The effect of AX and Ethanol on the activity of respiratory chain complexes and F_oF₁-ATP synthase. (a)—The native intact RLM isolated from each group was solubilized in the buffer for BNE samples (Materials and Methods Section). Mitochondrial samples were separated by the first dimension BNE, and the gel was stained for the detection of the activity of respiratory chain complexes and F_oF₁-ATP synthase (Materials and Methods Section); (b)—the change of activity I complex; (c)—the change of activity V complex; (d)—the change of activity III complex; (e)—the change of activity IV complex.

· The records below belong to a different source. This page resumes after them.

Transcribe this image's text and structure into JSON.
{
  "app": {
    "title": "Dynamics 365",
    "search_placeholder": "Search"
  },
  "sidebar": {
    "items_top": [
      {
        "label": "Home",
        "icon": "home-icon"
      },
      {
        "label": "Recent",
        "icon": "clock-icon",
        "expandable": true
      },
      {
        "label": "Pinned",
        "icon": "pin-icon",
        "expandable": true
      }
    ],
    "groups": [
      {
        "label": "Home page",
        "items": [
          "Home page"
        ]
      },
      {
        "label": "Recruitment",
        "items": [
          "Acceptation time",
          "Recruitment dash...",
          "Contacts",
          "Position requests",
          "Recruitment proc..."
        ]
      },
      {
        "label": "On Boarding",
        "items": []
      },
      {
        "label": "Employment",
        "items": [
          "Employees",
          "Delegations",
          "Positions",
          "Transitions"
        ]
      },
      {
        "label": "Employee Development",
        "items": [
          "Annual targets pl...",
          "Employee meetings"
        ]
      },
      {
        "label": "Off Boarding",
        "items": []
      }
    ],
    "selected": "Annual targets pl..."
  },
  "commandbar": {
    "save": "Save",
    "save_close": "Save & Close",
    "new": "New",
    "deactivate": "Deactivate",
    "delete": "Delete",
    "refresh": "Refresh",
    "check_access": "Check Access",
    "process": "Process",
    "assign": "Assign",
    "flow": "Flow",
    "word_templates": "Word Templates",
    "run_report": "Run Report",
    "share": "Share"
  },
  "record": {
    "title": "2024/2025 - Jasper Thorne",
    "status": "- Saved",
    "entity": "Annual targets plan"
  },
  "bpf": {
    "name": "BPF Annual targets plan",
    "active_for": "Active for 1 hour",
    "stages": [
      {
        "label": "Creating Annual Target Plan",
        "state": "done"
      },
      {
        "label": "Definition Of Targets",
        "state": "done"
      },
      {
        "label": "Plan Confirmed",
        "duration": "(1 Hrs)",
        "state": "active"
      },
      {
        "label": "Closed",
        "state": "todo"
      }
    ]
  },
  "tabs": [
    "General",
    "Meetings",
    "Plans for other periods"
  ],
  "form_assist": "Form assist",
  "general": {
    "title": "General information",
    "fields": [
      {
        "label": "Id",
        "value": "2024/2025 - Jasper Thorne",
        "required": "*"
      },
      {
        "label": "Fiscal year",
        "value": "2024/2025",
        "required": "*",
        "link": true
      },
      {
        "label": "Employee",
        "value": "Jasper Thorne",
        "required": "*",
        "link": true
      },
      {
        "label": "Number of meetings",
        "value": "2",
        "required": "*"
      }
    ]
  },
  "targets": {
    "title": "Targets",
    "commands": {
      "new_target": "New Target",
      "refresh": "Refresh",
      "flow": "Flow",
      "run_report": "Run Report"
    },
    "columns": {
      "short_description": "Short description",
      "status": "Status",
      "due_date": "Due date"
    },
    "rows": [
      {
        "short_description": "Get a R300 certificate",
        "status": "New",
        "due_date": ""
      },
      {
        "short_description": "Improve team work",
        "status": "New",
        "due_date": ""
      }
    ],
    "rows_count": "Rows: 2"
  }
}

The data are presented as mean ± SD of three independent experiments. * p < 0.05 indicates a significant difference in the complex activity compared to the control (Group 1). # p < 0.05 compared with the corresponding value in the complex activity in RLM from ethanol-administrated rats (Group 3). Statistical significance was assessed using the ANOVA type 2 test (Student–Newman–Keuls).

Figure 6

The effect of AX and Ethanol on the change of proteins associated with respiratory chain complexes and F_oF₁-ATP synthase. The native RLM were separated to the first dimension by BNE. Bands containing the corresponding complexes were cut out from the gel and applied to the lanes of 12.5% PAAG and separated in the second dimension. The proteins were transferred from the gel to the nitrocellulose membrane. The membrane was stained with the corresponding antibodies. (a)—the separation of mitochondrial samples to the first dimension by BNE; (b)—the proteins associated with complex I. Upper part: the gel stained with Coomassie, the Western blot stained with CNPase and NDUFB8; low part: the changes of proteins content (absolute units). (c)—the proteins associated with complex V. Upper part: the gel stained with Coomassie, the Western blot stained with ATP5F1, ATP5G, and ATP5A; low part: the changes of proteins content (absolute units). (d)—the proteins associated with complex III. Upper part: the gel stained with Coomassie, the Western blot stained with CNPase and UQCRC2; low part: the changes of protein content (absolute units). (e)—the proteins associated with complex IV. Upper part: the gel stained with Coomassie, the Western blot stained with CNPase, COXIV, and MTCO1. The data are presented as mean ± SD of three independent experiments. * p < 0.05 indicates a significant difference in the protein levels compared to the control (Group 1). # p < 0.05 compared with the corresponding value in the protein levels in RLM from ethanol-administrated rats (Group 3). Statistical significance was assessed using the ANOVA type 2 test (Student–Newman–Keuls).